In the South-West, a popular adage bid preference for a lost child to a missing one. I thought about this and I said a capital no. A missing child can return home, but a lost child is gone forever! That is why
there is still hope for Chibok. But if I may ask, what is the hope of these families that fell into the barbarism of a village called Aluu, and the ones of many other victims of the evil that men do?
I share the pain of the Chibok parents with heavy heart but the same heart must at any point be critical. If we can rise to the story of these girls, then we can rise to filling the colossal vacuum created
by the anomalous contours of our environment. Why must human beings disappear like chickens on the same road where we claim to have military patrol teams? Why must there be no governmental agencies to monitor and probably provide a regular investigative report of all abandoned projects before they start to serve as demonic hideouts?
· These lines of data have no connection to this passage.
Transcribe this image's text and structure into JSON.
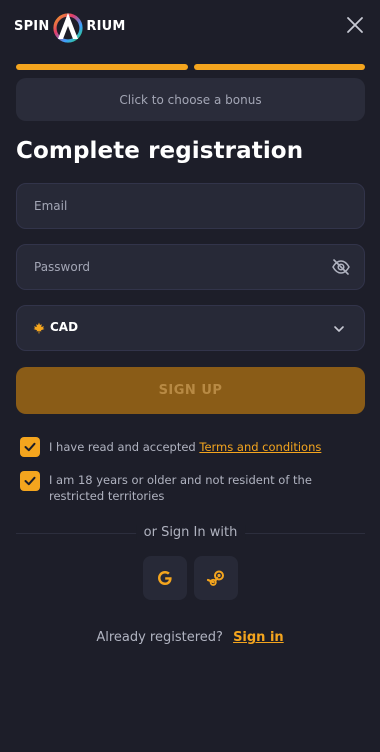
{
  "brand": {
    "name_left": "SPIN",
    "name_right": "RIUM",
    "accent": "#f4a51e"
  },
  "header": {
    "close_icon": "close-icon"
  },
  "progress": {
    "steps_total": 2,
    "steps_complete": 2
  },
  "bonus": {
    "label": "Click to choose a bonus"
  },
  "form": {
    "title": "Complete registration",
    "email_placeholder": "Email",
    "email_value": "",
    "password_placeholder": "Password",
    "password_value": "",
    "password_toggle_icon": "eye-off-icon",
    "currency": {
      "selected": "CAD",
      "icon": "maple-leaf-icon"
    },
    "submit_label": "SIGN UP"
  },
  "consents": [
    {
      "checked": true,
      "text": "I have read and accepted ",
      "link_text": "Terms and conditions"
    },
    {
      "checked": true,
      "text": "I am 18 years or older and not resident of the restricted territories"
    }
  ],
  "social": {
    "divider_text": "or Sign In with",
    "providers": [
      "google",
      "steam"
    ]
  },
  "footer": {
    "prompt": "Already registered?",
    "link_text": "Sign in"
  }
}
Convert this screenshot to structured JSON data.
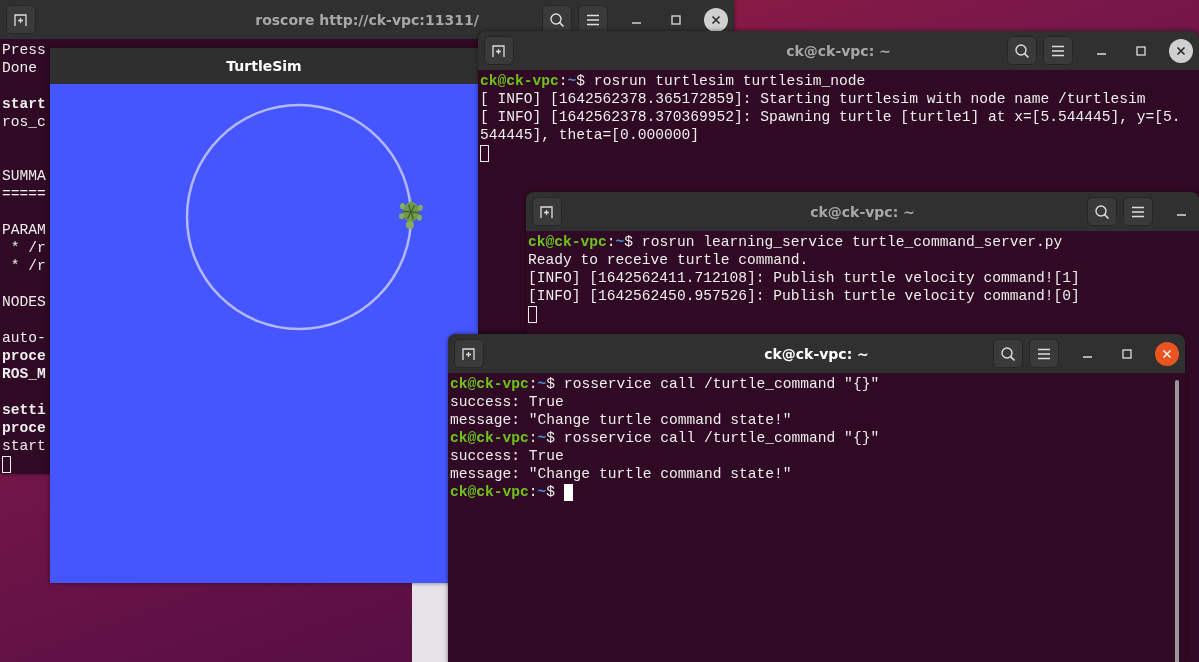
{
  "windows": [
    {
      "kind": "terminal",
      "title": "roscore http://ck-vpc:11311/",
      "focused": false,
      "controls": [
        {
          "kind": "new-tab"
        },
        {
          "kind": "search"
        },
        {
          "kind": "menu"
        },
        {
          "kind": "minimize"
        },
        {
          "kind": "maximize"
        },
        {
          "kind": "close"
        }
      ],
      "lines": [
        {
          "kind": "output",
          "text": "Press",
          "bold": false
        },
        {
          "kind": "output",
          "text": "Done",
          "bold": false
        },
        {
          "kind": "blank"
        },
        {
          "kind": "output",
          "text": "start",
          "bold": true
        },
        {
          "kind": "output",
          "text": "ros_c",
          "bold": false
        },
        {
          "kind": "blank"
        },
        {
          "kind": "blank"
        },
        {
          "kind": "output",
          "text": "SUMMA",
          "bold": false
        },
        {
          "kind": "output",
          "text": "=====",
          "bold": false
        },
        {
          "kind": "blank"
        },
        {
          "kind": "output",
          "text": "PARAM",
          "bold": false
        },
        {
          "kind": "output",
          "text": " * /r",
          "bold": false
        },
        {
          "kind": "output",
          "text": " * /r",
          "bold": false
        },
        {
          "kind": "blank"
        },
        {
          "kind": "output",
          "text": "NODES",
          "bold": false
        },
        {
          "kind": "blank"
        },
        {
          "kind": "output",
          "text": "auto-",
          "bold": false
        },
        {
          "kind": "output",
          "text": "proce",
          "bold": true
        },
        {
          "kind": "output",
          "text": "ROS_M",
          "bold": true
        },
        {
          "kind": "blank"
        },
        {
          "kind": "output",
          "text": "setti",
          "bold": true
        },
        {
          "kind": "output",
          "text": "proce",
          "bold": true
        },
        {
          "kind": "output",
          "text": "start",
          "bold": false
        },
        {
          "kind": "cursor"
        }
      ]
    },
    {
      "kind": "turtlesim",
      "title": "TurtleSim"
    },
    {
      "kind": "terminal",
      "title": "ck@ck-vpc: ~",
      "focused": false,
      "controls": [
        {
          "kind": "new-tab"
        },
        {
          "kind": "search"
        },
        {
          "kind": "menu"
        },
        {
          "kind": "minimize"
        },
        {
          "kind": "maximize"
        },
        {
          "kind": "close"
        }
      ],
      "lines": [
        {
          "kind": "prompt",
          "host": "ck@ck-vpc",
          "sep": ":",
          "path": "~",
          "command": "$ rosrun turtlesim turtlesim_node",
          "cursor": false
        },
        {
          "kind": "output",
          "text": "[ INFO] [1642562378.365172859]: Starting turtlesim with node name /turtlesim"
        },
        {
          "kind": "output",
          "text": "[ INFO] [1642562378.370369952]: Spawning turtle [turtle1] at x=[5.544445], y=[5."
        },
        {
          "kind": "output",
          "text": "544445], theta=[0.000000]"
        },
        {
          "kind": "cursor"
        }
      ]
    },
    {
      "kind": "terminal",
      "title": "ck@ck-vpc: ~",
      "focused": false,
      "controls": [
        {
          "kind": "new-tab"
        },
        {
          "kind": "search"
        },
        {
          "kind": "menu"
        },
        {
          "kind": "minimize"
        }
      ],
      "lines": [
        {
          "kind": "prompt",
          "host": "ck@ck-vpc",
          "sep": ":",
          "path": "~",
          "command": "$ rosrun learning_service turtle_command_server.py",
          "cursor": false
        },
        {
          "kind": "output",
          "text": "Ready to receive turtle command."
        },
        {
          "kind": "output",
          "text": "[INFO] [1642562411.712108]: Publish turtle velocity command![1]"
        },
        {
          "kind": "output",
          "text": "[INFO] [1642562450.957526]: Publish turtle velocity command![0]"
        },
        {
          "kind": "cursor"
        }
      ]
    },
    {
      "kind": "terminal",
      "title": "ck@ck-vpc: ~",
      "focused": true,
      "controls": [
        {
          "kind": "new-tab"
        },
        {
          "kind": "search"
        },
        {
          "kind": "menu"
        },
        {
          "kind": "minimize"
        },
        {
          "kind": "maximize"
        },
        {
          "kind": "close"
        }
      ],
      "lines": [
        {
          "kind": "prompt",
          "host": "ck@ck-vpc",
          "sep": ":",
          "path": "~",
          "command": "$ rosservice call /turtle_command \"{}\"",
          "cursor": false
        },
        {
          "kind": "output",
          "text": "success: True"
        },
        {
          "kind": "output",
          "text": "message: \"Change turtle command state!\""
        },
        {
          "kind": "prompt",
          "host": "ck@ck-vpc",
          "sep": ":",
          "path": "~",
          "command": "$ rosservice call /turtle_command \"{}\"",
          "cursor": false
        },
        {
          "kind": "output",
          "text": "success: True"
        },
        {
          "kind": "output",
          "text": "message: \"Change turtle command state!\""
        },
        {
          "kind": "prompt",
          "host": "ck@ck-vpc",
          "sep": ":",
          "path": "~",
          "command": "$ ",
          "cursor": true
        }
      ]
    }
  ]
}
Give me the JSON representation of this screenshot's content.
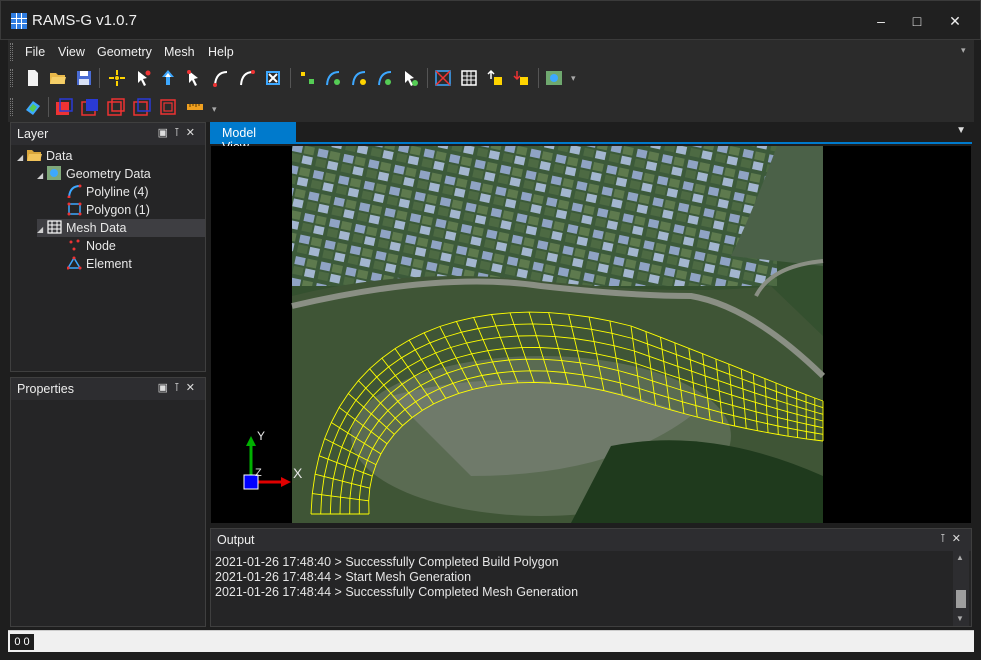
{
  "window": {
    "title": "RAMS-G v1.0.7",
    "minimize_icon": "minimize-icon",
    "maximize_icon": "maximize-icon",
    "close_icon": "close-icon"
  },
  "menu": [
    "File",
    "View",
    "Geometry",
    "Mesh",
    "Help"
  ],
  "toolbar1_icons": [
    "new-file-icon",
    "open-folder-icon",
    "save-icon",
    "add-point-icon",
    "move-point-icon",
    "select-point-icon",
    "edit-point-icon",
    "polyline-add-icon",
    "polyline-edit-icon",
    "polyline-delete-icon",
    "node-add-icon",
    "node-link-icon",
    "node-edit-icon",
    "node-move-icon",
    "node-delete-icon",
    "mesh-build-icon",
    "grid-icon",
    "mesh-export-icon",
    "mesh-import-icon",
    "background-map-icon"
  ],
  "toolbar2_icons": [
    "layer-icon",
    "cube-view-icon",
    "cube-front-icon",
    "cube-side-icon",
    "cube-top-icon",
    "cube-iso-icon",
    "ruler-icon"
  ],
  "layer_panel": {
    "title": "Layer",
    "tree": [
      {
        "label": "Data",
        "level": 0,
        "icon": "folder-open-icon"
      },
      {
        "label": "Geometry Data",
        "level": 1,
        "icon": "map-icon"
      },
      {
        "label": "Polyline (4)",
        "level": 2,
        "icon": "polyline-icon"
      },
      {
        "label": "Polygon (1)",
        "level": 2,
        "icon": "polygon-icon"
      },
      {
        "label": "Mesh Data",
        "level": 1,
        "icon": "mesh-icon",
        "selected": true
      },
      {
        "label": "Node",
        "level": 2,
        "icon": "node-icon"
      },
      {
        "label": "Element",
        "level": 2,
        "icon": "element-icon"
      }
    ]
  },
  "properties_panel": {
    "title": "Properties"
  },
  "model_view": {
    "tab_label": "Model View",
    "axis_y": "Y",
    "axis_z": "Z",
    "axis_x": "X",
    "mesh_color": "#ffff00"
  },
  "output_panel": {
    "title": "Output",
    "lines": [
      "2021-01-26 17:48:40 > Successfully Completed Build Polygon",
      "2021-01-26 17:48:44 > Start Mesh Generation",
      "2021-01-26 17:48:44 > Successfully Completed Mesh Generation"
    ]
  },
  "statusbar": {
    "coord": "0 0"
  },
  "colors": {
    "accent": "#007acc",
    "panel": "#252526",
    "background": "#1e1e1e"
  }
}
These are some important questions we need to ask ourselves before we check into the judiciary.
As we all know, saying that there is weakness in our judiciary is only an understatement. It is far too weak for the existence of the rule of law. The Aluu lawlessness was not a piece of cake and I must state
clearly that to demonstrate a law, there is total need for scapegoating. By this I do not mean the parading of suspects before the news media but the legitimate handling of cases to boost the
confidence of the Nigerian people in our judiciary. Hence not, there will be continuous re-occurrence of these ferocious attitudes and I must confess that not everybody can afford to let-it-go.
In a nutshell, I call upon the Nigerian judiciary to make hay while the sun still shines, and I ask them to see their selves in the shoes of these helpless mothers in particular. How would 'you' have felt? How
long can 'you' anticipate? We must understand that the delay of justice is injustice!